I recently spent a week in Australia, at the invitation of East Timorese refugees who wanted to focus attention on Australia's (horrible) policies of support for the Indonesian invasion and rip-off of East Timor's petroleum resources (I also gave talks there at universities, and on every other imaginable topic, but the focus was this, including a nationally televised talk at the National Press Club critically analyzing Australia's foreign policy and the self-serving lies with which it is concealed ­ this is Australia, not the U.S., a far more ideological society, where nothing of this sort would ever be allowed). Before that I spent a week in California, at the invitation of the Berkeley philosophy department for several lectures and the Stanford University program on ethics and public policy, but with most of my time devoted to talks in Oakland organized by Catholic Worker (which works in the slums, mainly with illegal refugees), another organized by Timorese students, a third for the biggest and oldest peace and justice group around (Palo Alto), another for the Middle East Children's Alliance, etc. All of these were benefits ­ that's a major way for such groups to raise money and increase public outreach, since the audiences are usually huge, with people who are interested. (31 Mar. 1995)
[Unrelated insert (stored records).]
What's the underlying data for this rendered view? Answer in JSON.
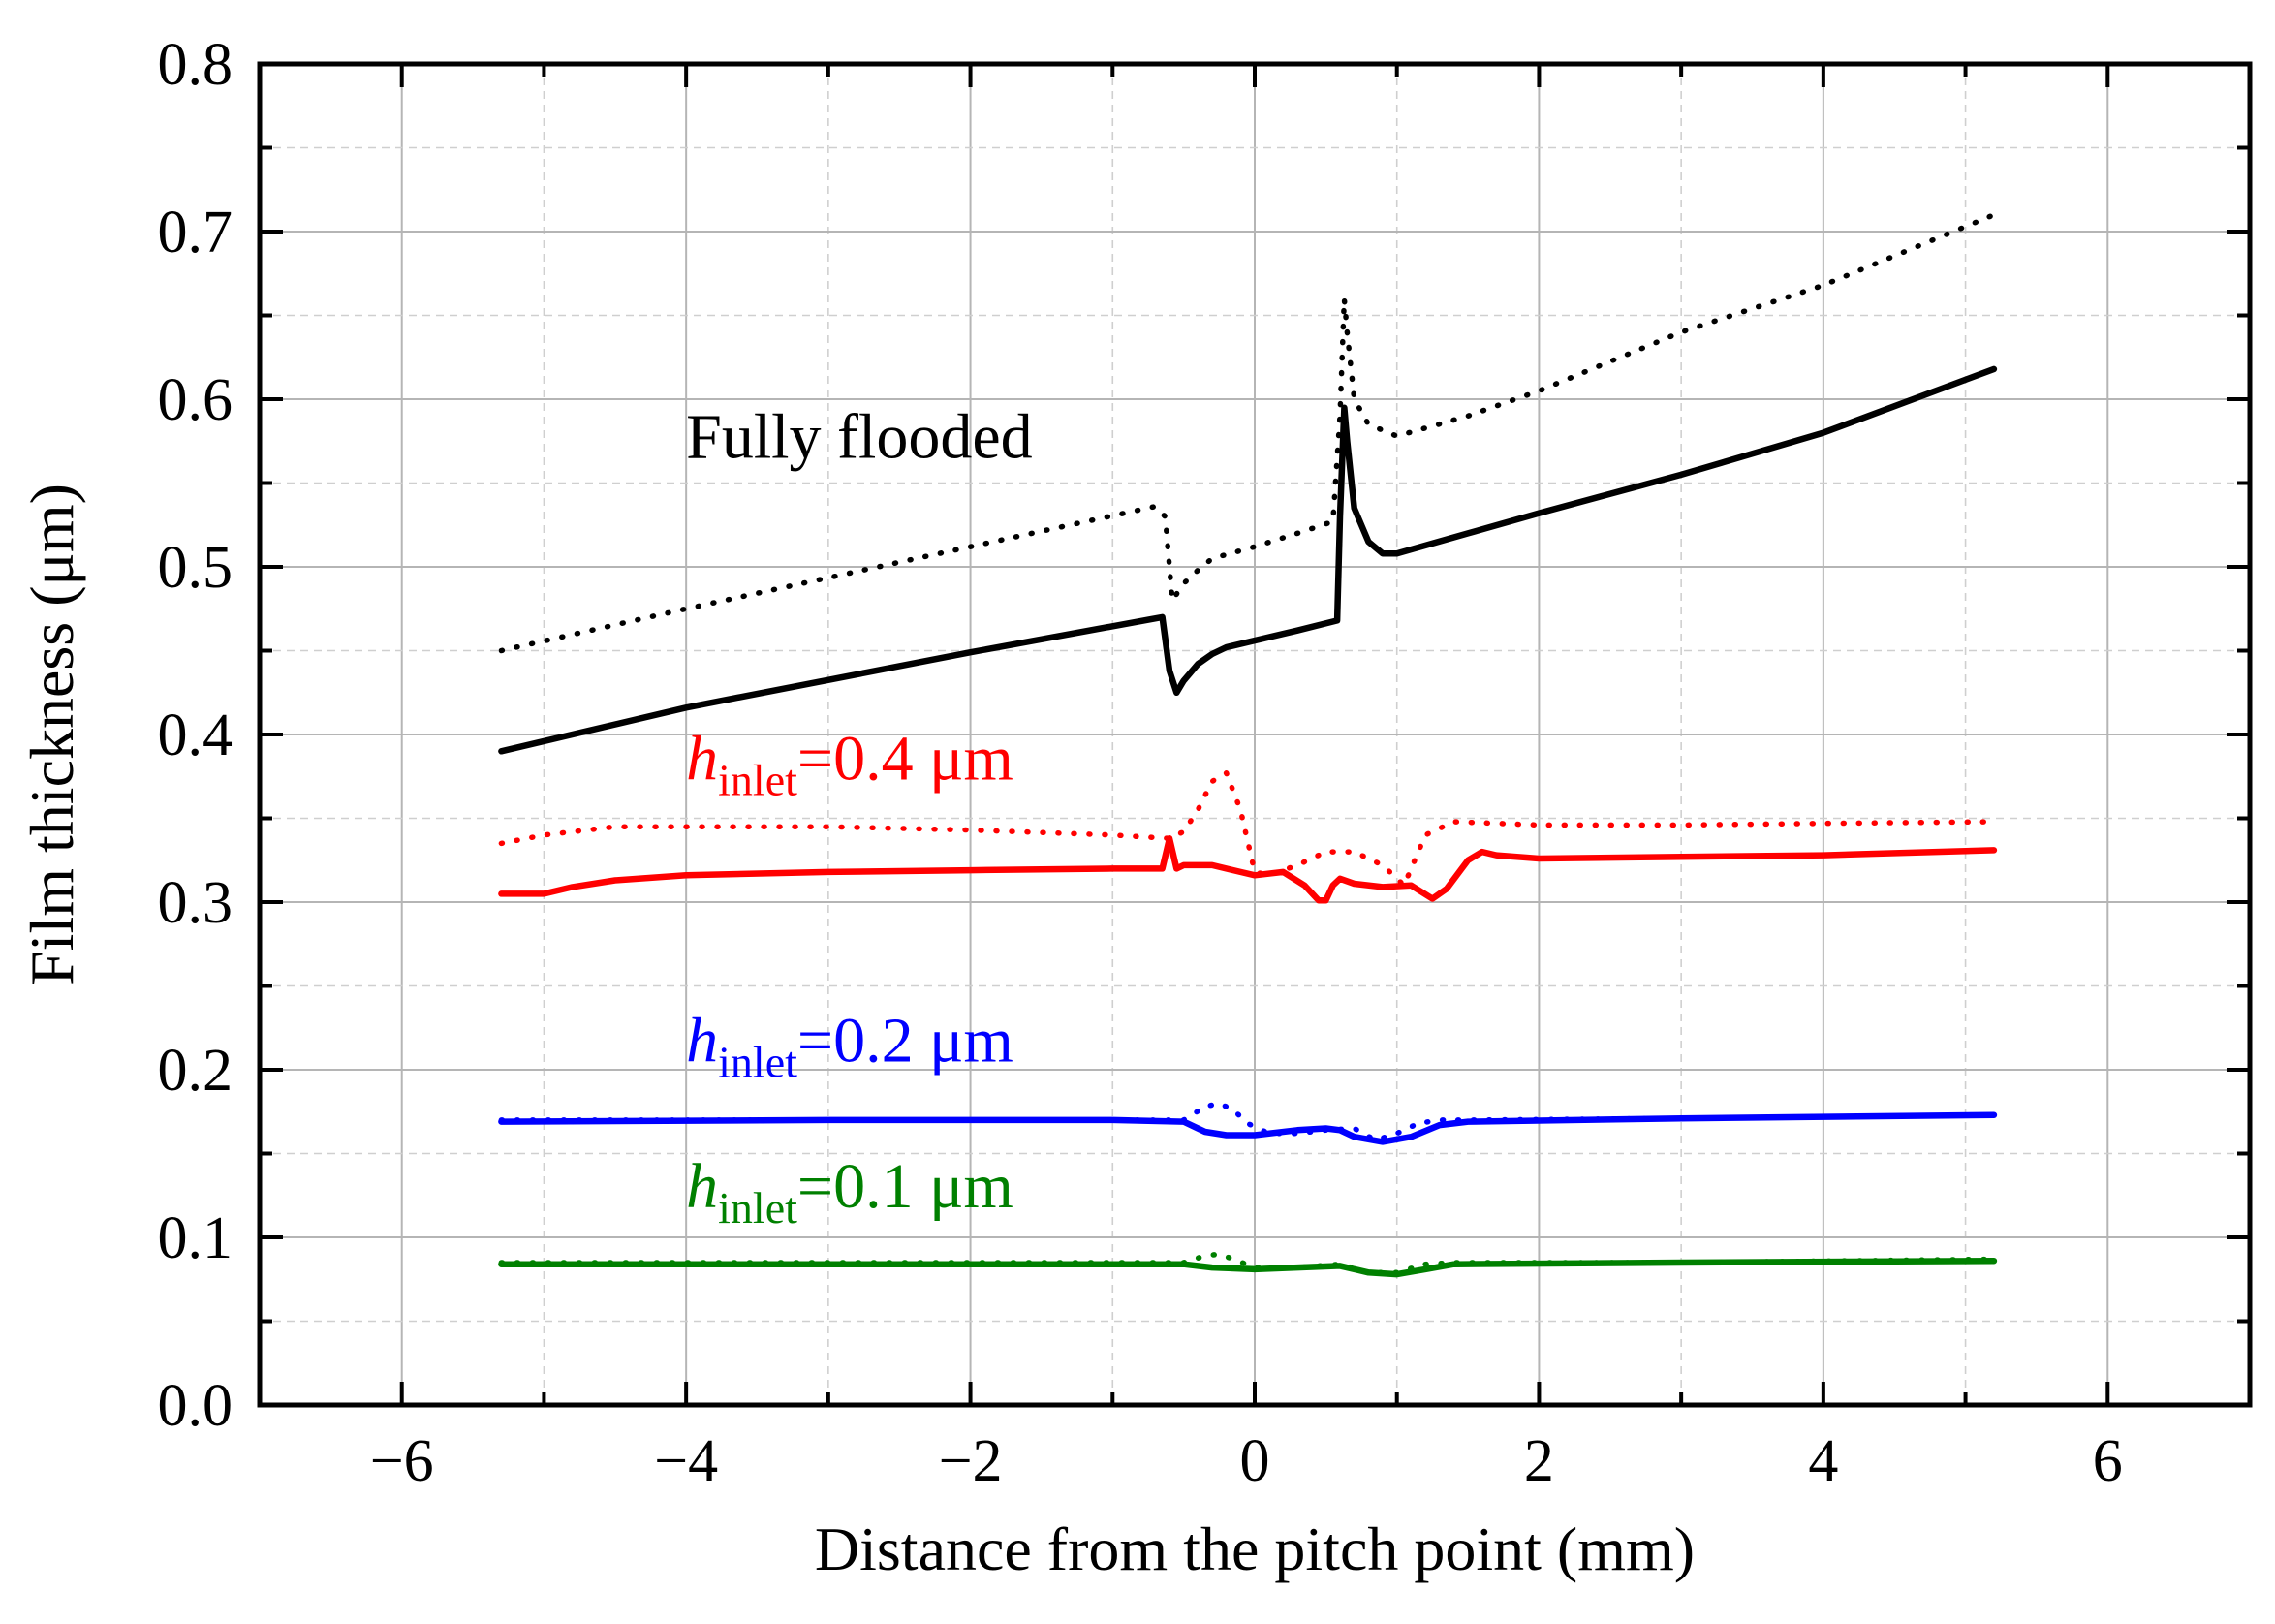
{
  "chart_data": {
    "type": "line",
    "title": "",
    "xlabel": "Distance from the pitch point (mm)",
    "ylabel": "Film thickness (μm)",
    "xlim": [
      -7,
      7
    ],
    "ylim": [
      0.0,
      0.8
    ],
    "xticks": [
      -6,
      -4,
      -2,
      0,
      2,
      4,
      6
    ],
    "xtick_labels": [
      "−6",
      "−4",
      "−2",
      "0",
      "2",
      "4",
      "6"
    ],
    "yticks": [
      0.0,
      0.1,
      0.2,
      0.3,
      0.4,
      0.5,
      0.6,
      0.7,
      0.8
    ],
    "ytick_labels": [
      "0.0",
      "0.1",
      "0.2",
      "0.3",
      "0.4",
      "0.5",
      "0.6",
      "0.7",
      "0.8"
    ],
    "grid": true,
    "annotations": [
      {
        "id": "ff",
        "parts": [
          {
            "text": "Fully flooded"
          }
        ],
        "color": "#000000",
        "x": -4.0,
        "y": 0.565
      },
      {
        "id": "h04",
        "parts": [
          {
            "text": "h",
            "italic": true
          },
          {
            "text": "inlet",
            "sub": true
          },
          {
            "text": "=0.4 μm"
          }
        ],
        "color": "#ff0000",
        "x": -4.0,
        "y": 0.373
      },
      {
        "id": "h02",
        "parts": [
          {
            "text": "h",
            "italic": true
          },
          {
            "text": "inlet",
            "sub": true
          },
          {
            "text": "=0.2 μm"
          }
        ],
        "color": "#0000ff",
        "x": -4.0,
        "y": 0.205
      },
      {
        "id": "h01",
        "parts": [
          {
            "text": "h",
            "italic": true
          },
          {
            "text": "inlet",
            "sub": true
          },
          {
            "text": "=0.1 μm"
          }
        ],
        "color": "#008000",
        "x": -4.0,
        "y": 0.118
      }
    ],
    "series": [
      {
        "name": "Fully flooded (dotted)",
        "color": "#000000",
        "style": "dotted",
        "x": [
          -5.3,
          -4.0,
          -2.0,
          -0.7,
          -0.63,
          -0.58,
          -0.5,
          -0.4,
          -0.3,
          0.0,
          0.3,
          0.55,
          0.6,
          0.63,
          0.65,
          0.7,
          0.8,
          1.0,
          1.5,
          2.0,
          3.0,
          4.0,
          5.2
        ],
        "y": [
          0.45,
          0.475,
          0.512,
          0.536,
          0.53,
          0.48,
          0.49,
          0.498,
          0.505,
          0.512,
          0.52,
          0.527,
          0.59,
          0.66,
          0.64,
          0.6,
          0.585,
          0.578,
          0.59,
          0.605,
          0.64,
          0.668,
          0.71
        ]
      },
      {
        "name": "Fully flooded (solid)",
        "color": "#000000",
        "style": "solid",
        "x": [
          -5.3,
          -4.0,
          -2.0,
          -0.65,
          -0.6,
          -0.55,
          -0.5,
          -0.4,
          -0.3,
          -0.2,
          0.0,
          0.3,
          0.58,
          0.6,
          0.63,
          0.65,
          0.7,
          0.8,
          0.9,
          1.0,
          1.5,
          2.0,
          3.0,
          4.0,
          5.2
        ],
        "y": [
          0.39,
          0.416,
          0.449,
          0.47,
          0.438,
          0.425,
          0.432,
          0.442,
          0.448,
          0.452,
          0.456,
          0.462,
          0.468,
          0.53,
          0.595,
          0.575,
          0.535,
          0.515,
          0.508,
          0.508,
          0.52,
          0.532,
          0.555,
          0.58,
          0.618
        ]
      },
      {
        "name": "h_inlet=0.4 μm (dotted)",
        "color": "#ff0000",
        "style": "dotted",
        "x": [
          -5.3,
          -5.0,
          -4.5,
          -3.0,
          -2.0,
          -1.0,
          -0.6,
          -0.5,
          -0.4,
          -0.3,
          -0.2,
          -0.1,
          0.0,
          0.1,
          0.3,
          0.5,
          0.7,
          0.9,
          1.05,
          1.2,
          1.4,
          2.0,
          3.0,
          4.0,
          5.2
        ],
        "y": [
          0.335,
          0.34,
          0.345,
          0.345,
          0.343,
          0.34,
          0.338,
          0.342,
          0.355,
          0.372,
          0.377,
          0.355,
          0.318,
          0.316,
          0.322,
          0.33,
          0.33,
          0.322,
          0.31,
          0.34,
          0.348,
          0.346,
          0.346,
          0.347,
          0.348
        ]
      },
      {
        "name": "h_inlet=0.4 μm (solid)",
        "color": "#ff0000",
        "style": "solid",
        "x": [
          -5.3,
          -5.0,
          -4.8,
          -4.5,
          -4.0,
          -3.0,
          -2.0,
          -1.0,
          -0.65,
          -0.6,
          -0.55,
          -0.5,
          -0.3,
          -0.1,
          0.0,
          0.2,
          0.35,
          0.45,
          0.5,
          0.55,
          0.6,
          0.7,
          0.9,
          1.1,
          1.25,
          1.35,
          1.5,
          1.6,
          1.7,
          2.0,
          3.0,
          4.0,
          5.2
        ],
        "y": [
          0.305,
          0.305,
          0.309,
          0.313,
          0.316,
          0.318,
          0.319,
          0.32,
          0.32,
          0.338,
          0.32,
          0.322,
          0.322,
          0.318,
          0.316,
          0.318,
          0.31,
          0.301,
          0.301,
          0.31,
          0.314,
          0.311,
          0.309,
          0.31,
          0.302,
          0.308,
          0.325,
          0.33,
          0.328,
          0.326,
          0.327,
          0.328,
          0.331
        ]
      },
      {
        "name": "h_inlet=0.2 μm (dotted)",
        "color": "#0000ff",
        "style": "dotted",
        "x": [
          -5.3,
          -3.0,
          -1.0,
          -0.5,
          -0.35,
          -0.25,
          -0.15,
          -0.05,
          0.1,
          0.3,
          0.5,
          0.7,
          0.85,
          1.0,
          1.15,
          1.3,
          1.5,
          3.0,
          5.2
        ],
        "y": [
          0.17,
          0.17,
          0.17,
          0.17,
          0.178,
          0.18,
          0.176,
          0.168,
          0.162,
          0.162,
          0.164,
          0.165,
          0.158,
          0.162,
          0.168,
          0.17,
          0.17,
          0.171,
          0.173
        ]
      },
      {
        "name": "h_inlet=0.2 μm (solid)",
        "color": "#0000ff",
        "style": "solid",
        "x": [
          -5.3,
          -3.0,
          -1.0,
          -0.5,
          -0.35,
          -0.2,
          0.0,
          0.3,
          0.5,
          0.6,
          0.7,
          0.9,
          1.1,
          1.3,
          1.5,
          3.0,
          5.2
        ],
        "y": [
          0.169,
          0.17,
          0.17,
          0.169,
          0.163,
          0.161,
          0.161,
          0.164,
          0.165,
          0.164,
          0.16,
          0.157,
          0.16,
          0.167,
          0.169,
          0.171,
          0.173
        ]
      },
      {
        "name": "h_inlet=0.1 μm (dotted)",
        "color": "#008000",
        "style": "dotted",
        "x": [
          -5.3,
          -2.0,
          -0.5,
          -0.35,
          -0.25,
          -0.15,
          0.0,
          0.3,
          0.6,
          0.8,
          1.0,
          1.2,
          1.4,
          3.0,
          5.2
        ],
        "y": [
          0.085,
          0.085,
          0.085,
          0.089,
          0.09,
          0.087,
          0.082,
          0.082,
          0.084,
          0.079,
          0.079,
          0.084,
          0.085,
          0.085,
          0.087
        ]
      },
      {
        "name": "h_inlet=0.1 μm (solid)",
        "color": "#008000",
        "style": "solid",
        "x": [
          -5.3,
          -2.0,
          -0.5,
          -0.3,
          0.0,
          0.3,
          0.6,
          0.8,
          1.0,
          1.2,
          1.4,
          3.0,
          5.2
        ],
        "y": [
          0.084,
          0.084,
          0.084,
          0.082,
          0.081,
          0.082,
          0.083,
          0.079,
          0.078,
          0.081,
          0.084,
          0.085,
          0.086
        ]
      }
    ]
  }
}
This is where Chomsky chooses to be; in both word and action, he has embraced activism more closely than ever before, and has turned his back, for the most part, on discussions of social theory. But while his heart is with those who share in the struggle, he continues in his academic work. Yet another glimpse at his full-tilt itinerary serves to demonstrate the way Chomsky prioritizes the two worlds within which he operates and how he manages to strike an at times delicate balance between them:
The last time I was in Europe, a few months ago, was at the invitation of the U. of London for philosophy lectures, but that was combined with talks for popular audiences and activist groups at a town hall and downtown theatre, a visit to Portugal at the invitation of the Socialist Party, and a talk at Geneva organized by Women's International League for Peace and Freedom, mainly third world women and activist ngos [non-governmental organizations]. (31 Mar. 1995)
Chomsky also gave the keynote address at a conference that he otherwise did not attend.